Proyek Parit di Bulak Banteng Diduga Tak Terapkan Standar Safety


        SURABAYA, POJOK FAKTA ONLINE

Pekerjaan proyek pemasangan saluran parit di wilayah Dukuh Bulak Banteng Sekolahan 5A, Kelurahan Bulak Banteng, Kecamatan Kenjeran, menjadi sorotan setelah di lapangan terpantau para pekerja diduga tidak menggunakan alat pelindung diri (APD) secara lengkap saat menjalankan aktivitas. Proyek tersebut juga diketahui dikerjakan pada malam hari sehingga menambah potensi risiko keselamatan kerja, Kamis (11/06/2026).

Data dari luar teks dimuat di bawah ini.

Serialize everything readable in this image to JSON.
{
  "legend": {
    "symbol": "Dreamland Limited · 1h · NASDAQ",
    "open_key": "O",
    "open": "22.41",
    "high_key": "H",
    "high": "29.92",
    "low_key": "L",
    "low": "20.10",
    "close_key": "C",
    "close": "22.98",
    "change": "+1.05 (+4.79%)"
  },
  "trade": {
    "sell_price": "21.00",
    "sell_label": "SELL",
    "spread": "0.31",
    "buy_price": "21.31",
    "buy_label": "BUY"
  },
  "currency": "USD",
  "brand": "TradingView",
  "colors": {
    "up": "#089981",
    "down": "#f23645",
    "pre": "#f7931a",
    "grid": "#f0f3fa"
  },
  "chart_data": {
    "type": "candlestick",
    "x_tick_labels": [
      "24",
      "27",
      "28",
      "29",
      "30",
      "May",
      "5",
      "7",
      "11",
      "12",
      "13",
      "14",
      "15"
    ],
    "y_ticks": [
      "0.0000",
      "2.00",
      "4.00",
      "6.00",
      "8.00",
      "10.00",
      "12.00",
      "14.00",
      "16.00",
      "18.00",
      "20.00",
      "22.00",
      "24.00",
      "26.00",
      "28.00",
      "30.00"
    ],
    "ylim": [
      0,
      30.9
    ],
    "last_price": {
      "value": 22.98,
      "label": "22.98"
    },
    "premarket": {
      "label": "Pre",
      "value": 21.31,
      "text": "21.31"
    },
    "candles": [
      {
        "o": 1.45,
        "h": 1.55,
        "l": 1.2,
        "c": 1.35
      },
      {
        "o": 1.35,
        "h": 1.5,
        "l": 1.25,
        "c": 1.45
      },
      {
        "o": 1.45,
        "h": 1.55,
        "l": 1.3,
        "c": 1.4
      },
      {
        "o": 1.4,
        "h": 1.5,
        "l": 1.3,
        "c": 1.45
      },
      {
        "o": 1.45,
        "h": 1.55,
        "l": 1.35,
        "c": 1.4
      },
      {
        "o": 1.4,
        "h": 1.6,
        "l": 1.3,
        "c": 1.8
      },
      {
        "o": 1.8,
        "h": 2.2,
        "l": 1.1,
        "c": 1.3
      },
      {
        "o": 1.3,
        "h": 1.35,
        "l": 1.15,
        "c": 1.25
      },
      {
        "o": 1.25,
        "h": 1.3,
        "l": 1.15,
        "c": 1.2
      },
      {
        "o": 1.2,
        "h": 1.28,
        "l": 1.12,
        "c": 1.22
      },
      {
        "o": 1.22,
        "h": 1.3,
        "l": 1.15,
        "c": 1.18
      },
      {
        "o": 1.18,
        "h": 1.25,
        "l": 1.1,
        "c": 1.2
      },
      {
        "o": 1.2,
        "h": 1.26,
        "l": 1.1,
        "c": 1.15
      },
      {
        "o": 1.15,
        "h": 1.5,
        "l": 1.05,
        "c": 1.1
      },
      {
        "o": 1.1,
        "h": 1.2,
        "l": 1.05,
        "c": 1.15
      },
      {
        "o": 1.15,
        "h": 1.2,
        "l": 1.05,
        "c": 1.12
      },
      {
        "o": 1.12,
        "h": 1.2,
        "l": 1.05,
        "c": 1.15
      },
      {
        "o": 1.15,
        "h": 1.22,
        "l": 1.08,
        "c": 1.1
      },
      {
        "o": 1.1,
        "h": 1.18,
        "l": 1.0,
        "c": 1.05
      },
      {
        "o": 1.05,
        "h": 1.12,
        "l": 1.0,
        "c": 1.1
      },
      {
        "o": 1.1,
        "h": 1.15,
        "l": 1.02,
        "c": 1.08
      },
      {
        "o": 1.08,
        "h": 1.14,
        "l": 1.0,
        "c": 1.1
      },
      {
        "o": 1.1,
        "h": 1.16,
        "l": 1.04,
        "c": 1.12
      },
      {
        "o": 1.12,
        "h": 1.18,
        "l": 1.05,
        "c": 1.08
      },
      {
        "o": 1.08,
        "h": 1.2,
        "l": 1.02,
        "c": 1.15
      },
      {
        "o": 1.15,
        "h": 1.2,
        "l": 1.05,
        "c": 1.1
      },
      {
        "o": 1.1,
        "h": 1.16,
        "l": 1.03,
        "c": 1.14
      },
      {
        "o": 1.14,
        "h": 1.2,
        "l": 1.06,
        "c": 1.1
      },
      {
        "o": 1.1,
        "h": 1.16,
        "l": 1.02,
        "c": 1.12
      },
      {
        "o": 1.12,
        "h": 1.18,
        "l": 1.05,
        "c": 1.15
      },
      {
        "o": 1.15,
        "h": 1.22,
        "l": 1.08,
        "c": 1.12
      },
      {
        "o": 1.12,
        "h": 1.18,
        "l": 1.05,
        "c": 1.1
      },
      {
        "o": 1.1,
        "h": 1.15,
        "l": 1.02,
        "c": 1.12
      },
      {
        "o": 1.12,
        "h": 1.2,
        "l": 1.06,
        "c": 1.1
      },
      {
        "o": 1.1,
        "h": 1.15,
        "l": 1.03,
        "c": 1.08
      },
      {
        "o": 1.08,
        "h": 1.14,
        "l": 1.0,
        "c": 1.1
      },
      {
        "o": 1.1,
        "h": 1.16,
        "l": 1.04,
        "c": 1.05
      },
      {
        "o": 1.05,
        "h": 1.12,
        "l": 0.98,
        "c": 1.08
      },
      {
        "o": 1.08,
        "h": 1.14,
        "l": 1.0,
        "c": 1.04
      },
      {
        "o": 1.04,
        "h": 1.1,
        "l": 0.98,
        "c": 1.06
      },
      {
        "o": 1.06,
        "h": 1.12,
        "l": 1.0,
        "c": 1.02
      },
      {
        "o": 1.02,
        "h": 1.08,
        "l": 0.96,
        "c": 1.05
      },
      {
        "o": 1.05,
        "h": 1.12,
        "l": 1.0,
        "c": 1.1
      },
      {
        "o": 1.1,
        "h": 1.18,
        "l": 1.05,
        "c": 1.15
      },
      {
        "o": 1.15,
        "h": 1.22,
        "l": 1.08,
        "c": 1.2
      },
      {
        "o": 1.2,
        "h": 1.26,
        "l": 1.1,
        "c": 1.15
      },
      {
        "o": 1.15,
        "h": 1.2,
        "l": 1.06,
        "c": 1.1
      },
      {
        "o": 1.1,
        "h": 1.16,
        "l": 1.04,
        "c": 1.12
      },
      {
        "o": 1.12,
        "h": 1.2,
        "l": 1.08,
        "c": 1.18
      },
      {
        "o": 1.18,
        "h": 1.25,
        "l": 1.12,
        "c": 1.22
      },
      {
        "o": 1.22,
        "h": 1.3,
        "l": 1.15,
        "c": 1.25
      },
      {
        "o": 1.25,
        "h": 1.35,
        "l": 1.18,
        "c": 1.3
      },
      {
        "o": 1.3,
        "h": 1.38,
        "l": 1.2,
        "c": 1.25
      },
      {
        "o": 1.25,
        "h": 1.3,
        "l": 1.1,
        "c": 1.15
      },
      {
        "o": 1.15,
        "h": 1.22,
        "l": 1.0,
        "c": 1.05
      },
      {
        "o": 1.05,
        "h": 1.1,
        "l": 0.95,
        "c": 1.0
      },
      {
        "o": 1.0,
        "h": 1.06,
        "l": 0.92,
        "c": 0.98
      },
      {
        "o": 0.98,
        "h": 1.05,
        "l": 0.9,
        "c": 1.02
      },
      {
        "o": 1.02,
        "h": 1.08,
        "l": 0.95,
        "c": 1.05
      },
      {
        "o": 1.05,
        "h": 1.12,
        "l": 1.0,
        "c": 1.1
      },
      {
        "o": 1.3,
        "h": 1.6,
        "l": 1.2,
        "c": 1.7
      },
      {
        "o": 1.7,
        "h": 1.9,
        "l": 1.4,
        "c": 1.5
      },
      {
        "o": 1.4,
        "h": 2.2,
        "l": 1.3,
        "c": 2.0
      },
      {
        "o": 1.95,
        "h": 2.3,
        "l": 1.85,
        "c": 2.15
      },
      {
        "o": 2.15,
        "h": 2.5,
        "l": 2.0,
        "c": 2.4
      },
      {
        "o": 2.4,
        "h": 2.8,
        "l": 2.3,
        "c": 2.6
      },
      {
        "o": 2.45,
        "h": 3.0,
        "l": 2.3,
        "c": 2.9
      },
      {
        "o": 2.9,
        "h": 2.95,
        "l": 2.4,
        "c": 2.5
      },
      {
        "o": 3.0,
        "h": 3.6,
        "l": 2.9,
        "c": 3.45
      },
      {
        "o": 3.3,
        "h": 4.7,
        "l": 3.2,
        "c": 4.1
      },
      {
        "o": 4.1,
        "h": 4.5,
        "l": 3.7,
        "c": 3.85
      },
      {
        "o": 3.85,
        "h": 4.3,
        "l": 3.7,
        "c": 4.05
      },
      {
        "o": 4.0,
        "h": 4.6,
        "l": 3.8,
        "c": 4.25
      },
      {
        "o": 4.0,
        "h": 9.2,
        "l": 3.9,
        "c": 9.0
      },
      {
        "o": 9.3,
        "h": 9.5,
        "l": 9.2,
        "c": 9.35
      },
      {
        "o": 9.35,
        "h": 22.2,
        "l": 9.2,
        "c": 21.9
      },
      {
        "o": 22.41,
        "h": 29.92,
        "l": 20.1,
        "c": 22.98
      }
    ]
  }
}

Berdasarkan pantauan, sejumlah pekerja terlihat melakukan pekerjaan konstruksi tanpa perlengkapan keselamatan yang memadai, mulai dari pelindung kepala hingga pelindung kaki. Kondisi tersebut dinilai dapat meningkatkan risiko terjadinya kecelakaan kerja, terlebih dengan keterbatasan jarak pandang dan pencahayaan saat pekerjaan berlangsung pada malam hari.

Dalam pekerjaan konstruksi, penggunaan APD merupakan bagian penting dari penerapan Keselamatan dan Kesehatan Kerja (K3). Helm keselamatan, sepatu safety, serta perlengkapan pendukung lainnya berfungsi melindungi pekerja dari potensi bahaya seperti tertimpa material, terpeleset, tertusuk benda tajam, maupun cedera akibat penggunaan alat kerja.

Pekerjaan konstruksi yang dilakukan pada malam hari seharusnya diimbangi dengan penerapan standar keselamatan yang lebih ketat, termasuk penggunaan APD secara lengkap, pengaturan pencahayaan yang memadai, serta pengawasan terhadap aktivitas di lokasi proyek agar risiko kecelakaan dapat diminimalkan.

Selain membahayakan keselamatan para pekerja, minimnya penerapan standar keselamatan juga berpotensi menimbulkan kerugian material, menghambat pelaksanaan proyek, hingga memunculkan persoalan hukum apabila terjadi kecelakaan kerja.

Berharap instansi terkait dapat melakukan pengawasan terhadap pelaksanaan proyek tersebut agar seluruh pekerjaan infrastruktur dilaksanakan sesuai standar keselamatan dan tetap mengedepankan perlindungan terhadap tenaga kerja maupun pengguna jalan di sekitar lokasi.

Hingga berita ini disusun, belum ada keterangan resmi dari pihak pelaksana proyek terkait kondisi tersebut. Apabila terdapat penjelasan atau klarifikasi dari pihak terkait, pemberitaan ini dapat diperbarui sebagai bagian dari prinsip keberimbangan informasi.